Joel Zito Araújo – Sou um navegador. Perco tempo com bobagem, com Facebook – para mim é o correio do momento, é o retrato do dia a dia, são amizades virtuais que ultrapassam o espaço físico de uma cidade. É a notícia do primo, a foto do amigo cujo filho nasceu, mas também é a informação do novo amigo de outro canto do país, de outro lugar do mundo. Também sou leitor de jornais e sites, especialmente de Portugal e Espanha. Ah, e para sugerir um link de algo original, acho que tudo mundo deve dar uma olhada no www.buala.org. É uma revista de cultura editada por portuguesas super vinculadas à África e ao Brasil. É de cultura e de arte sobre África e sua diáspora.

Vou muito a Portugal, França e Estados Unidos e me impressiona essa nova geração, de 30, 35 anos, especialmente em Portugal, que é muito cosmopolita. Como as duas Martas editoras da revista Buala, que são muito atentas à África, que já não têm aquela nostalgia colonial, salazarista. Essa geração está fora desse mundinho universitário brasileiro, que infelizmente ainda é muito restrito e estruturado na branquitude, no desejo de parte das turmas de jovens ingleses ou norte-americanos. Já esse site das portuguesas expressa uma geração europeia que rompeu com a estrutura colonialista, que ainda persiste na cabeça de muito brasileiro de classe media que se acha moderno e metropolitano.


Joel Zito Araújo: filmografia negra

Raça (2012)

Cinderelas, lobos e um príncipe encantado (2009) – Menção honrosa no Festival Internacional de Cinema de Brasília (2008), prêmios de melhor filme e melhor diretor (indicação do público) no Festival Ibero-Americano de Sergipe e no III Afro-Festival Film da Bahia (2010).

As filhas do vento (2004) – Prêmios de melhor filme, melhor ator (Milton Gonçalves), melhor diretor, melhor atriz (Ruth de Souza e Léa Garcia), melhor ator coadjuvante (Rocco Pitanga), melhor atriz coadjuvante (Thaís Araújo e Thalma de Freitas) na Mostra de Cinema de Tiradentes (2005).
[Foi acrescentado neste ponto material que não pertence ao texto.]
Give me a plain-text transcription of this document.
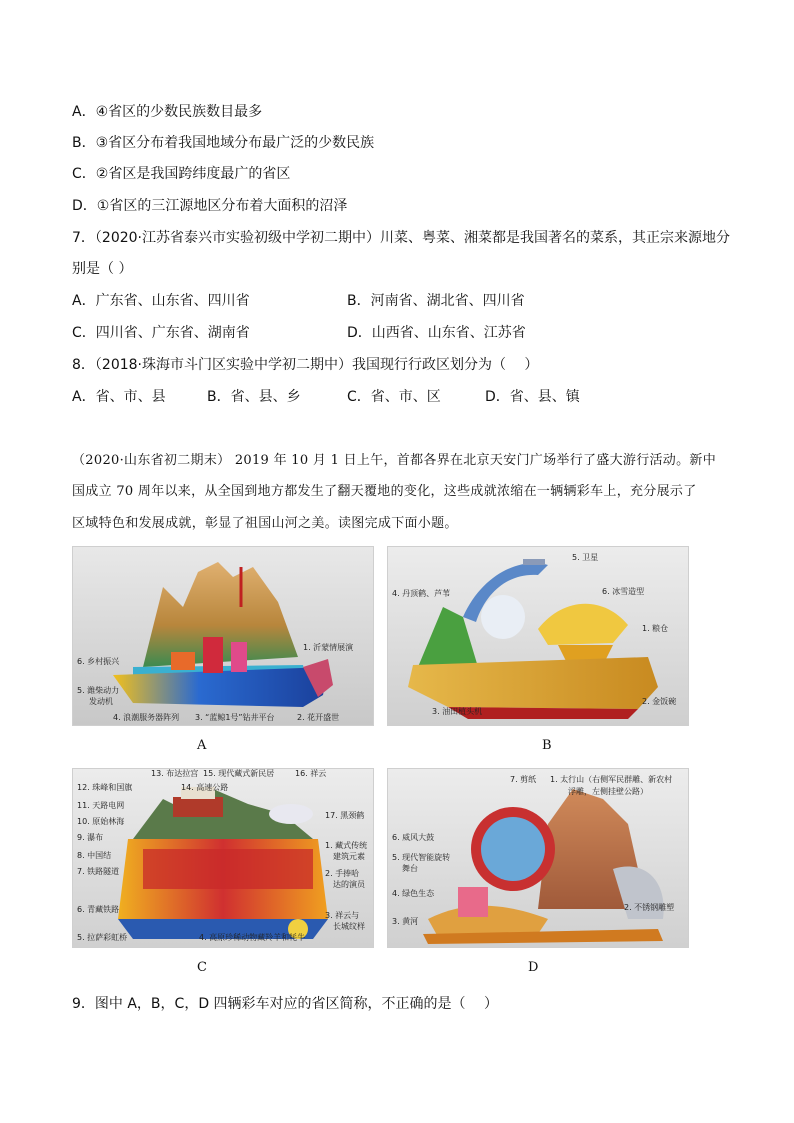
A．④省区的少数民族数目最多
B．③省区分布着我国地域分布最广泛的少数民族
C．②省区是我国跨纬度最广的省区
D．①省区的三江源地区分布着大面积的沼泽
7．（2020·江苏省泰兴市实验初级中学初二期中）川菜、粤菜、湘菜都是我国著名的菜系，其正宗来源地分
别是（ ）
A．广东省、山东省、四川省	B．河南省、湖北省、四川省
C．四川省、广东省、湖南省	D．山西省、山东省、江苏省
8．（2018·珠海市斗门区实验中学初二期中）我国现行行政区划分为（　 ）
A．省、市、县	B．省、县、乡	C．省、市、区	D．省、县、镇
（2020·山东省初二期末） 2019 年 10 月 1 日上午，首都各界在北京天安门广场举行了盛大游行活动。新中
国成立 70 周年以来，从全国到地方都发生了翻天覆地的变化，这些成就浓缩在一辆辆彩车上，充分展示了
区域特色和发展成就，彰显了祖国山河之美。读图完成下面小题。
1. 沂蒙情展演
6. 乡村振兴
5. 潍柴动力
发动机
4. 浪潮服务器阵列 3. “蓝鲸1号”钻井平台	2. 花开盛世
A
5. 卫星
4. 丹顶鹤、芦苇	6. 冰雪造型
1. 粮仓
2. 金饭碗
3. 油田植头机
B
13. 布达拉宫 15. 现代藏式新民居	16. 祥云
12. 珠峰和国旗	14. 高速公路
11. 天路电网
10. 原始林海
17. 黑颈鹤
9. 瀑布
1. 藏式传统
建筑元素
8. 中国结
7. 铁路隧道	2. 手捧哈
达的演员
6. 青藏铁路
3. 祥云与
长城纹样
5. 拉萨彩虹桥	4. 高原珍稀动物藏羚羊和牦牛
C
7. 剪纸 1. 太行山（右侧军民群雕、新农村
浮雕，左侧挂壁公路）
6. 威风大鼓
5. 现代智能旋转
舞台
4. 绿色生态
2. 不锈钢雕塑
3. 黄河
D
9．图中 A，B，C，D 四辆彩车对应的省区简称，不正确的是（　 ）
Vista a minha pele (2003) – curta-metragem.

A negação do Brasil (2000) – Prêmio de melhor filme no Festival É Tudo Verdade (2001); Prêmio de melhor roteiro de documentário no V Festival de Cinema de Recife (2005).
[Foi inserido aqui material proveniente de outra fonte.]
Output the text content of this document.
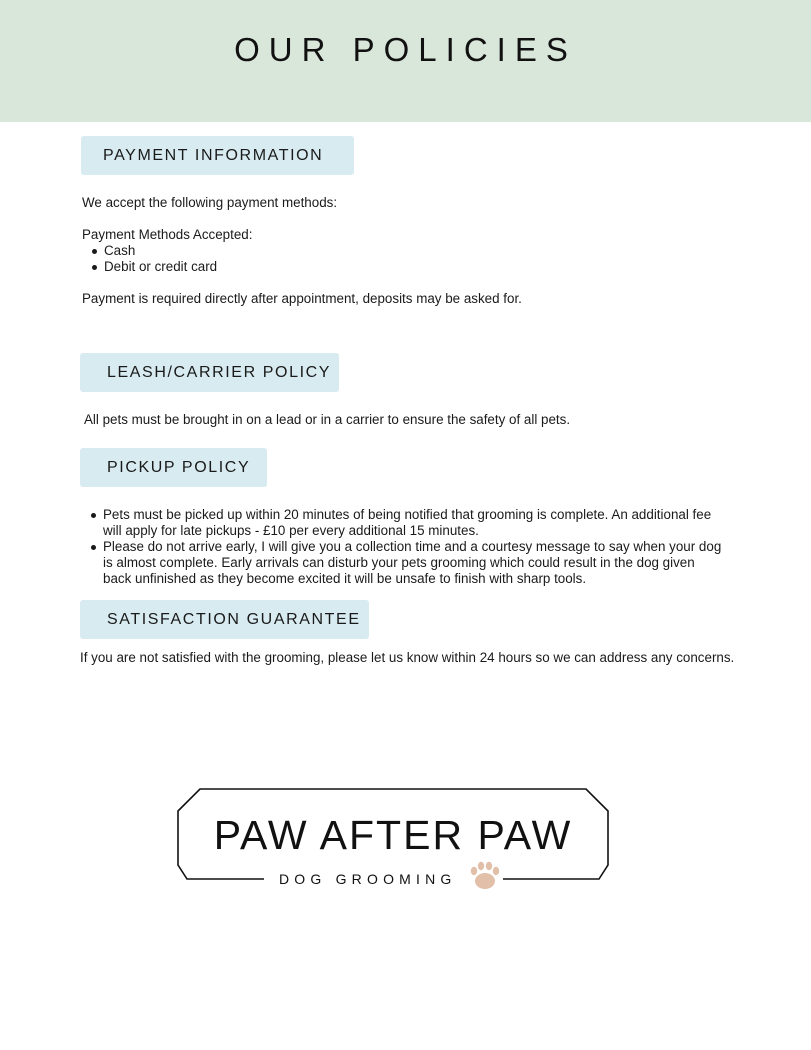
OUR POLICIES
PAYMENT INFORMATION

We accept the following payment methods:

Payment Methods Accepted:

Cash
Debit or credit card

Payment is required directly after appointment, deposits may be asked for.

LEASH/CARRIER POLICY

All pets must be brought in on a lead or in a carrier to ensure the safety of all pets.

PICKUP POLICY
Pets must be picked up within 20 minutes of being notified that grooming is complete. An additional fee will apply for late pickups - £10 per every additional 15 minutes.
Please do not arrive early, I will give you a collection time and a courtesy message to say when your dog is almost complete. Early arrivals can disturb your pets grooming which could result in the dog given back unfinished as they become excited it will be unsafe to finish with sharp tools.
SATISFACTION GUARANTEE

If you are not satisfied with the grooming, please let us know within 24 hours so we can address any concerns.

PAW AFTER PAW
DOG GROOMING
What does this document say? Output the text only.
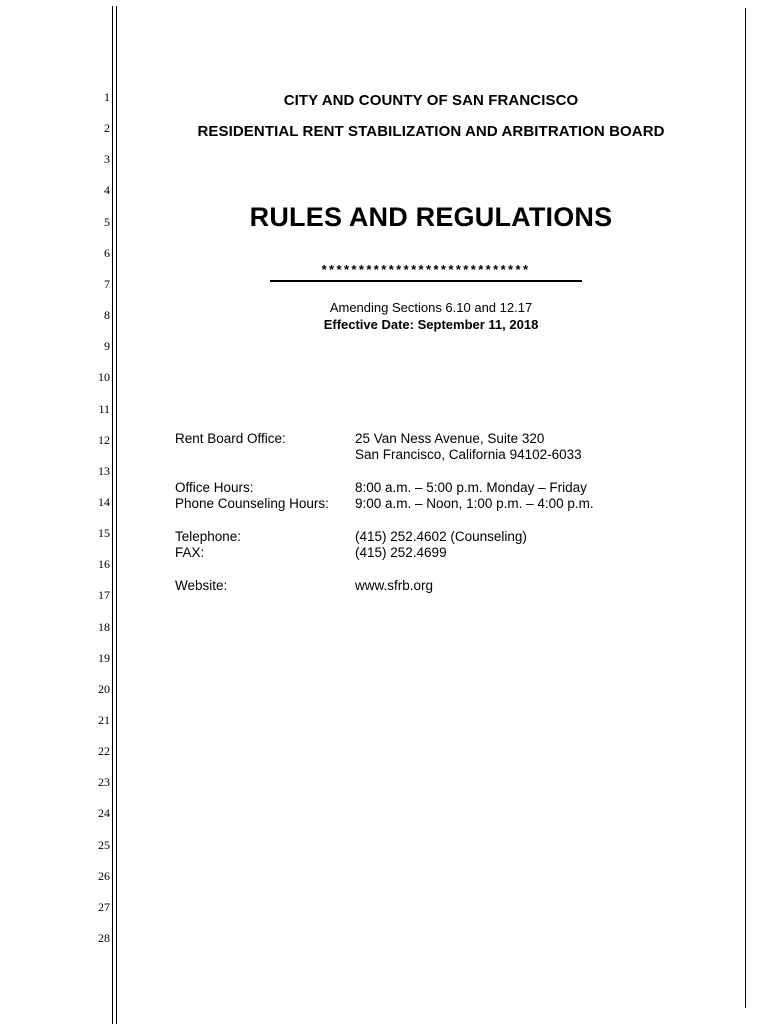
1
2
3
4
5
6
7
8
9
10
11
12
13
14
15
16
17
18
19
20
21
22
23
24
25
26
27
28
CITY AND COUNTY OF SAN FRANCISCO
RESIDENTIAL RENT STABILIZATION AND ARBITRATION BOARD
RULES AND REGULATIONS
****************************
Amending Sections 6.10 and 12.17
Effective Date: September 11, 2018
Rent Board Office:	25 Van Ness Avenue, Suite 320
San Francisco, California 94102-6033
Office Hours:	8:00 a.m. – 5:00 p.m. Monday – Friday
Phone Counseling Hours: 9:00 a.m. – Noon, 1:00 p.m. – 4:00 p.m.
Telephone:	(415) 252.4602 (Counseling)
FAX:	(415) 252.4699
Website:	www.sfrb.org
A exceção e a regra (1997) – média metragem.

Ondas brancas nas pupilas negras (1995) – média metragem.

Eu, mulher negra (1994) – média metragem.

Retrato em preto e branco (1993) – média metragem.

Almerinda, uma mulher de trinta (1991) – média metragem.

São Paulo abraça Mandela (1991) – média metragem.

Alma negra da cidade (1990) – média metragem.

Memórias de classe (1989) – média metragem. Prêmio de melhor roteiro no Festival Ford/Anpocs, 1989.